The atmospheric pressure at the center of Ianos was approximately 1,000 hPa and is expected to drop to 990 hPa by Thursday evening, while the winds, according to several satellite estimates, had reached speeds of 65 km per hour (40 miles per hour) or up to 8 on the Beaufort scale.
According to the latest forecast, Ianos will move in the direction of the central Ionian Sea and northwestern Peloponnese, arriving early on Friday, but its subsequent course remains unknown, with the most probable scenario forecasting it will go south.
The areas that are expected to be most affected by Ianos are the Ionian islands and the Peloponnese, while the phenomena will be milder in other eastern parts of Greece, including Athens.
Apart from the high precipitation levels, Ianos will bring scattered storms, with strong winds that in some cases will reach the levels of a tempest (over 10 Beaufort) and very high waves at sea.
The Ministry of Civil Protection has warned citizens about the danger of the storms, advising them to avoid outdoor and marine activities during the coming days, secure any objects that could be taken up by winds, and to remain in safe shelter during the severe weather.
The weather website severe-weather.eu states that models are now predicting that Ianos could become “one of the strongest Mediterranean tropical-like cyclones on record.”
Its minimum central pressure is expected to drop to near 980 millibars.

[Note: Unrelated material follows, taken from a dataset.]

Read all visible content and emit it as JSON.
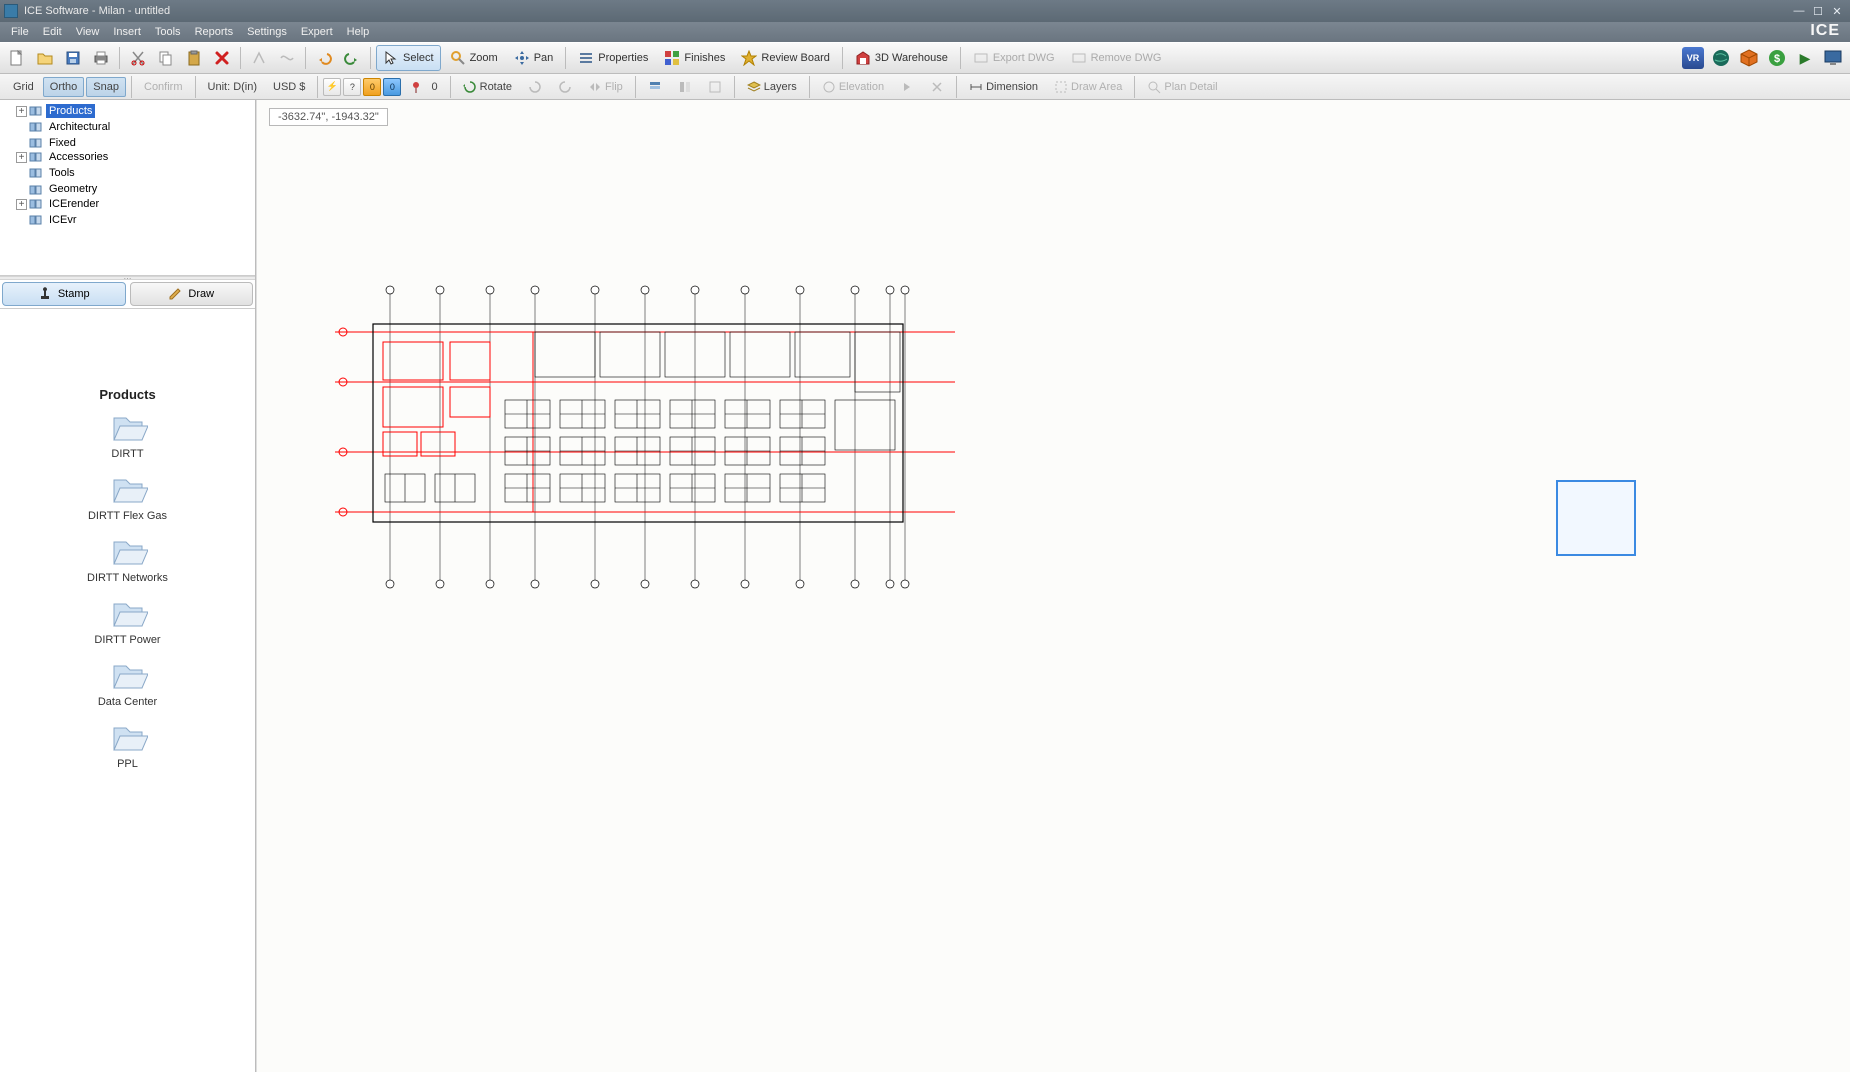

In addition, there could be sustained winds which may reaching hurricane-force Category 1 strength.
In what was perhaps the most startling aspect of the forecast, the weather site stated that Ianos’ peak gusts could exceed 200 km/h, (124 miles per hour) and that therefore, a severe impact is likely for the area of western Greece tonight through Friday morning.
Additionally, large amounts of rainfall will lead to dangerous flash flooding in the affected areas.

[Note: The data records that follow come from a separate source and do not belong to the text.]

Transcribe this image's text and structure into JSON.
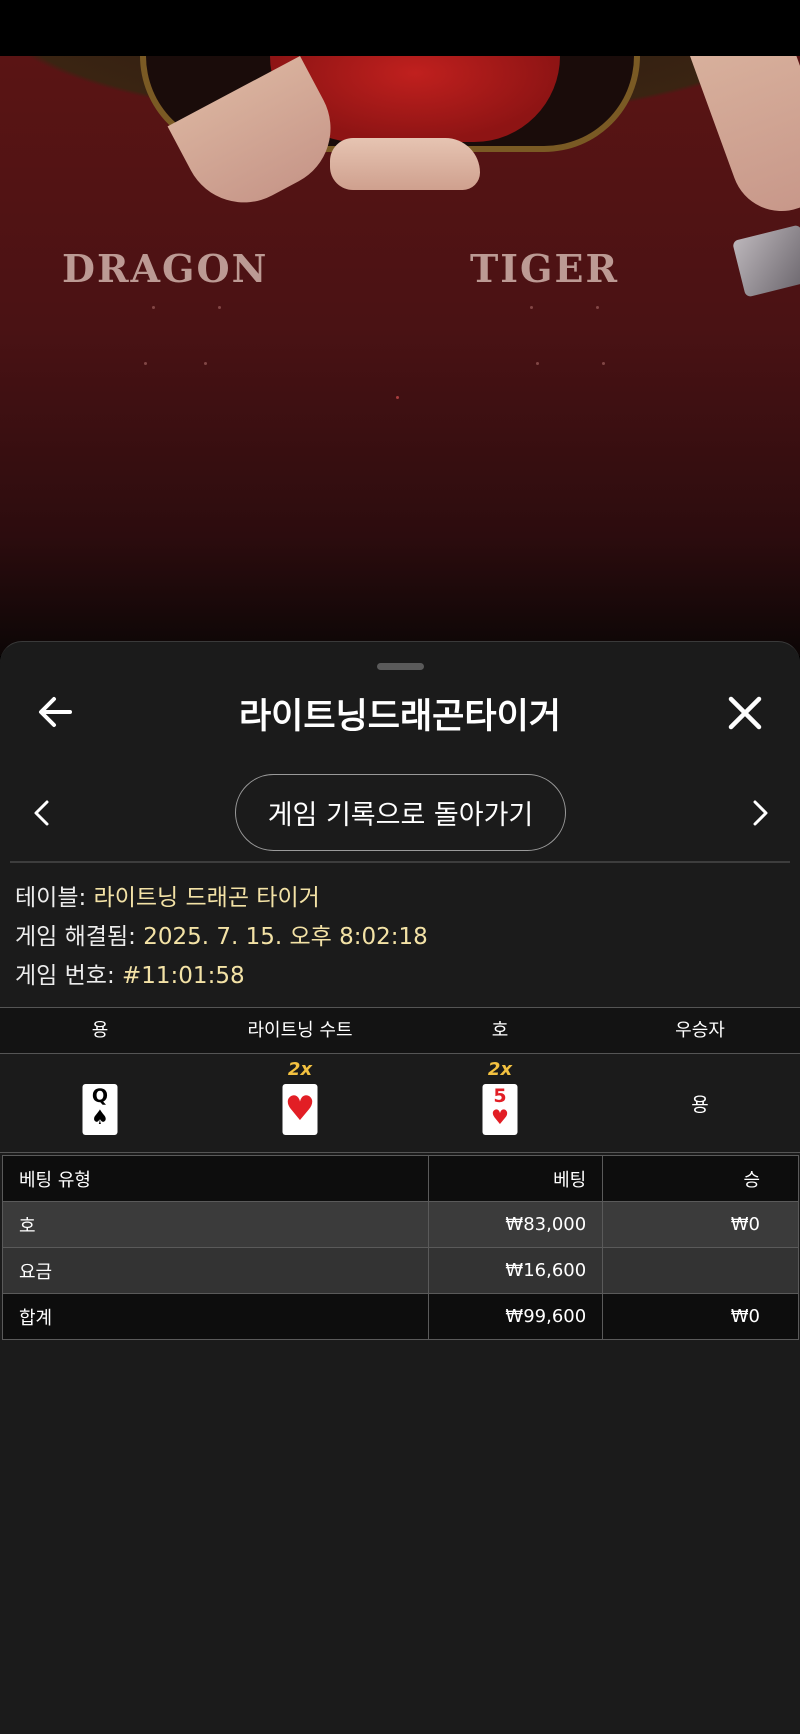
{
  "video": {
    "felt_left_label": "DRAGON",
    "felt_right_label": "TIGER"
  },
  "header": {
    "title": "라이트닝드래곤타이거",
    "back_icon": "arrow-left-icon",
    "close_icon": "close-icon"
  },
  "nav": {
    "history_button": "게임 기록으로 돌아가기",
    "prev_icon": "chevron-left-icon",
    "next_icon": "chevron-right-icon"
  },
  "info": {
    "table_label": "테이블:",
    "table_value": "라이트닝 드래곤 타이거",
    "resolved_label": "게임 해결됨:",
    "resolved_value": "2025. 7. 15. 오후 8:02:18",
    "round_label": "게임 번호:",
    "round_value": "#11:01:58"
  },
  "results": {
    "headers": [
      "용",
      "라이트닝 수트",
      "호",
      "우승자"
    ],
    "dragon_card": {
      "rank": "Q",
      "suit": "♠",
      "color": "#000000"
    },
    "lightning_suit": {
      "multiplier": "2x",
      "suit": "♥",
      "color": "#e21e25"
    },
    "tiger_card": {
      "multiplier": "2x",
      "rank": "5",
      "suit": "♥",
      "color": "#e21e25"
    },
    "winner": "용"
  },
  "bets": {
    "headers": {
      "type": "베팅 유형",
      "bet": "베팅",
      "win": "승"
    },
    "rows": [
      {
        "type": "호",
        "bet": "₩83,000",
        "win": "₩0"
      },
      {
        "type": "요금",
        "bet": "₩16,600",
        "win": ""
      },
      {
        "type": "합계",
        "bet": "₩99,600",
        "win": "₩0"
      }
    ]
  },
  "colors": {
    "accent_value": "#f3e2a6",
    "multiplier": "#f3c140",
    "sheet_bg": "#1b1b1b"
  }
}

Ianos, which was officially named by the National Observatory of Athens (NOA), was formed in the southern Ionian Sea on Wednesday, Sept 16th.

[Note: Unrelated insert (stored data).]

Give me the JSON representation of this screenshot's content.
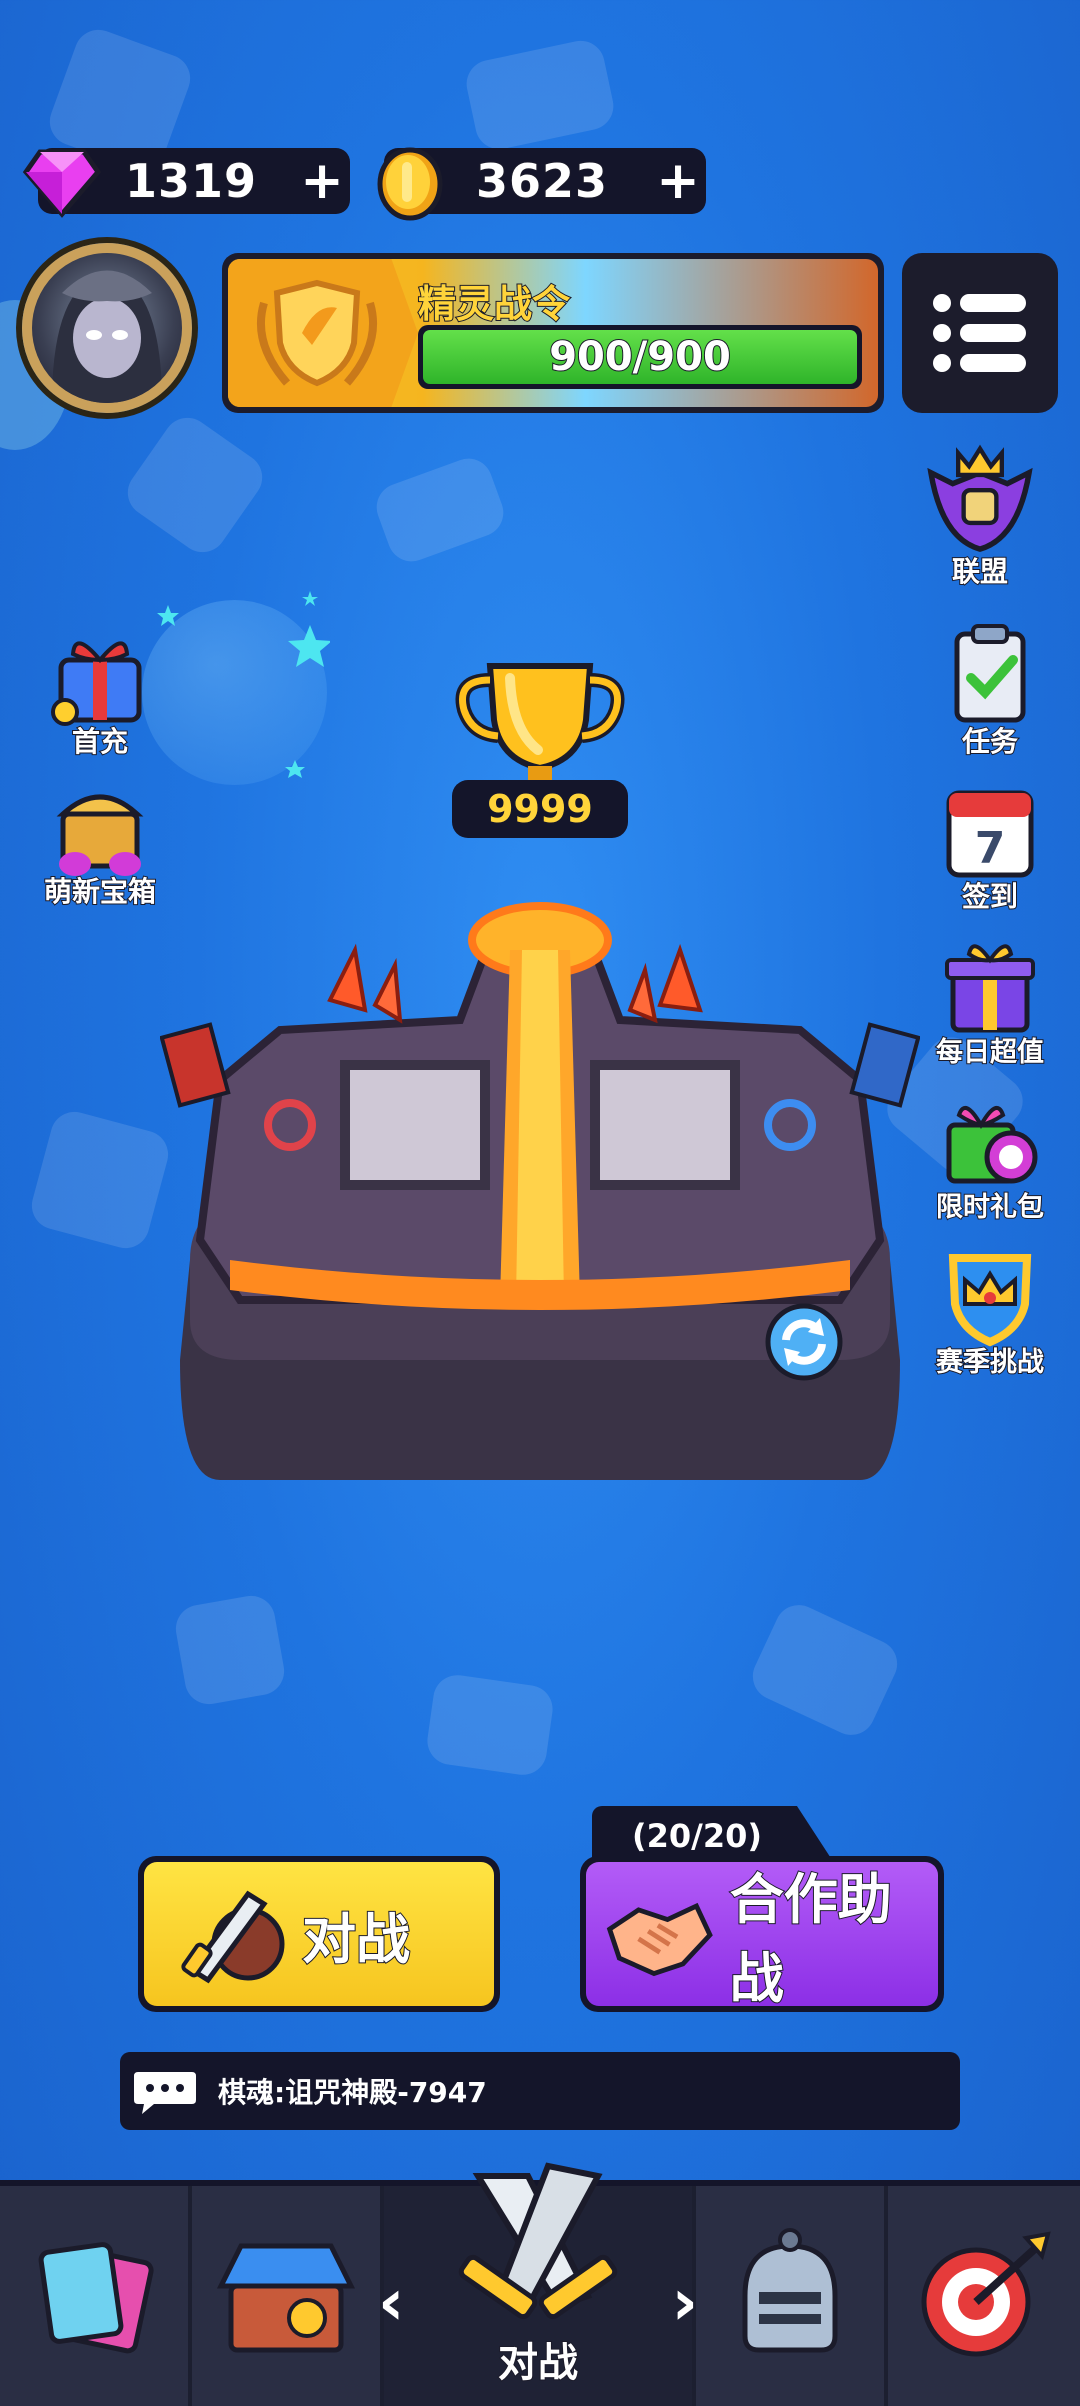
{
  "currency": {
    "gems": {
      "value": "1319",
      "plus": "+",
      "icon": "gem-icon"
    },
    "coins": {
      "value": "3623",
      "plus": "+",
      "icon": "coin-icon"
    }
  },
  "battle_pass": {
    "title": "精灵战令",
    "progress_text": "900/900",
    "progress_fraction": 1.0
  },
  "side_left": [
    {
      "id": "first-charge",
      "label": "首充",
      "icon": "gift-icon"
    },
    {
      "id": "newbie-chest",
      "label": "萌新宝箱",
      "icon": "treasure-chest-icon"
    }
  ],
  "side_right": [
    {
      "id": "alliance",
      "label": "联盟",
      "icon": "alliance-crest-icon"
    },
    {
      "id": "tasks",
      "label": "任务",
      "icon": "clipboard-check-icon"
    },
    {
      "id": "signin",
      "label": "签到",
      "icon": "calendar-icon"
    },
    {
      "id": "daily-value",
      "label": "每日超值",
      "icon": "gift-box-icon"
    },
    {
      "id": "limited-pack",
      "label": "限时礼包",
      "icon": "timed-gift-icon"
    },
    {
      "id": "season-challenge",
      "label": "赛季挑战",
      "icon": "crown-shield-icon"
    }
  ],
  "trophy": {
    "count": "9999"
  },
  "buttons": {
    "battle": "对战",
    "coop": "合作助战",
    "coop_count": "(20/20)"
  },
  "chat": {
    "text": "棋魂:诅咒神殿-7947"
  },
  "nav": {
    "active_label": "对战",
    "left_chevron": "‹",
    "right_chevron": "›"
  },
  "colors": {
    "background": "#1f74e0",
    "panel": "#14152a",
    "gold": "#ffd43a",
    "battle_yellow": "#f6c51f",
    "coop_purple": "#8c2fe6",
    "progress_green": "#2fb42a"
  }
}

Its landfall, with destructive winds and flooding, is expected to occur on Friday. The storm will begin its approach to the Ionian Islands late this evening, bringing extremely strong winds to Kefalonia and Zakynthos Islands.
The weather site also states that torrential rainfall will occur across regions of Greece, resulting in dangerous flash flooding. Through Friday evening, as much as 400 mm (15.7 inches) could fall on areas of Greece.
The strongest, outermost bands of Ianos may even produce tornadoes along the Greek coast tonight, because of their low-level shear.
As of press time on Thursday, the current sustained wind speed of Ianos is 50-55 knots (90-100 km/h) and increasing.